Bagi SYL, syarat pendaftaran Ketum Partai Golkar dengan mewajibkan setiap calon mebayar mahar, hanya menunjukkan kekerdilan partai. “... betapa kerdilnya partai berlambang beringin itu. Persaingan harus dilakukan dengan adil, bukan dengan membayar mahar” (sumber). Tapi sebaliknya, SYL menegaskan bahwa dalam membangun dan membesarkan partai harus lebih mengedepankan ide dan idealisme, bukan malah mengembangkan sikap pragmatisme sesaat. “Sumbangan saya itu bukan berapa uang yang diberikan, saya tidak biasa diukur dengan sen per sen, tapi dari pikiran dan idealisme” (sumber).
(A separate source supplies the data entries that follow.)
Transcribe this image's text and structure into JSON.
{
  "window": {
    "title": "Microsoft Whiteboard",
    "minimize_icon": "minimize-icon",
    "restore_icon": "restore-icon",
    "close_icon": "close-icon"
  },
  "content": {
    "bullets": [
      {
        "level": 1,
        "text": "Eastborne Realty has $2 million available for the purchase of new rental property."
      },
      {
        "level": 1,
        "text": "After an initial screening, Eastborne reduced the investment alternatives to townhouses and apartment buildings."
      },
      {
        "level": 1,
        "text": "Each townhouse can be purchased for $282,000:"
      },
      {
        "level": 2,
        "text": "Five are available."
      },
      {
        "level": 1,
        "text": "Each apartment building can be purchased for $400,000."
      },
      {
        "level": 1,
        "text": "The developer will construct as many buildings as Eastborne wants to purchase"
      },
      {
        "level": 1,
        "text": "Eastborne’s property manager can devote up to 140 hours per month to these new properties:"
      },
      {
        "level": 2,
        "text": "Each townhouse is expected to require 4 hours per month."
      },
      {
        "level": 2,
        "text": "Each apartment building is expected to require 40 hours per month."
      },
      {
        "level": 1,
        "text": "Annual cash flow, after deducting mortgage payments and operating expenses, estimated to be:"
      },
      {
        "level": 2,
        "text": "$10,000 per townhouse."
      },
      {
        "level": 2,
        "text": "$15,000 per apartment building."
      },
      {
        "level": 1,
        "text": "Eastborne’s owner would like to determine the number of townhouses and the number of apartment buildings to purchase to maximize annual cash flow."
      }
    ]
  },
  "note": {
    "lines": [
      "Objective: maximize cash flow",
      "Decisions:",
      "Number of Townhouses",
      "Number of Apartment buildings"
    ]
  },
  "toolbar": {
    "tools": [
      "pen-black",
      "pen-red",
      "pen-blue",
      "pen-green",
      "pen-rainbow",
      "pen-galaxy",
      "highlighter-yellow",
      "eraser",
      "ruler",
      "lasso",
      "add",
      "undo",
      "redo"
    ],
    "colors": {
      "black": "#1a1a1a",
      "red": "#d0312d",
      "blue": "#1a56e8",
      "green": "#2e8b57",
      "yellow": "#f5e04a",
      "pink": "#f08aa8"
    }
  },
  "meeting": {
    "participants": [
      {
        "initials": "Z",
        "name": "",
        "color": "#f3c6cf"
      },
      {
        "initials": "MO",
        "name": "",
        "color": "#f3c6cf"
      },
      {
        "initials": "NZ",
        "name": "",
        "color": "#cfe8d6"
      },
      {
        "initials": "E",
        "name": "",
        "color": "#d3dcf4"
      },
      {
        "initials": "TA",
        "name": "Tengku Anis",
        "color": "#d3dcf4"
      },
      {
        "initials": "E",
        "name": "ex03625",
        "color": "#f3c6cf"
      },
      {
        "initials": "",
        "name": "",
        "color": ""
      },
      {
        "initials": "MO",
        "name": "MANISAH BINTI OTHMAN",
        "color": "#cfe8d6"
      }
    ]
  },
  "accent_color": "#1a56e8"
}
Bagaimana dengan IBU? Apakah memiliki idealisme yang sama ketika menolak untuk membayar iuran atau mahar pendaftaran calon Ketum? Mari kita lihat!
Menurut IBU, kewajiban memberikan sumbangan, bahkan seperti ditetapkan 1 milyar rupiah, mestinya diberlakukan kepada seluruh kader partai. Kewajiban itu tidak seharusnya hanya dibebankan kepada mereka yang akan mencalonkan diri sebagai Ketum. Dalam perspektif IBU, kewajiban membayar “upeti” hanya akan menunjukkan Partai Golkar tidak bisa tumbuh menjadi partai modern.
Bagi IBU, “..., partai modern menempatkan rekrutmen berdasarkan kemampuan, bukan atas dasar pilihan subjektif”. Dalam pandangan IBU, dengan ketentuan calon Ketum wajib membayar syarat pendaftaran yang nilainya mencapai 1 milyar rupiah hanya mencerminkan Partai Golkar bukan merupakan partai modern. Karena itu IBU menegaskan bahwa, “tidak tepat jika biaya penyelenggaraan munaslub dibebankan ke kandidat. Terlebih, iuran itu dianggapnya keluar dari prinsip partai modern” (sumber).
Benang Merah
Meski memiliki pandangan yang berbeda dalam merespon syarat dan ketentuan bagi calon Ketum Golkar yang wajib memberikan sumbangan 1 milyar rupiah, tapi pada intinya dapat ditarik benang merah antara SYL dan IBU. Keduanya lebih mengedepankan visi membangun dan membesarkan partai melalui pergolakan pemikiran (ide), gagasan dengan tetap istiqamah pada jalur idealisme daripada mengorbankan “integritas” hanya untuk memenuhi hasrat pragmatisme sesaat.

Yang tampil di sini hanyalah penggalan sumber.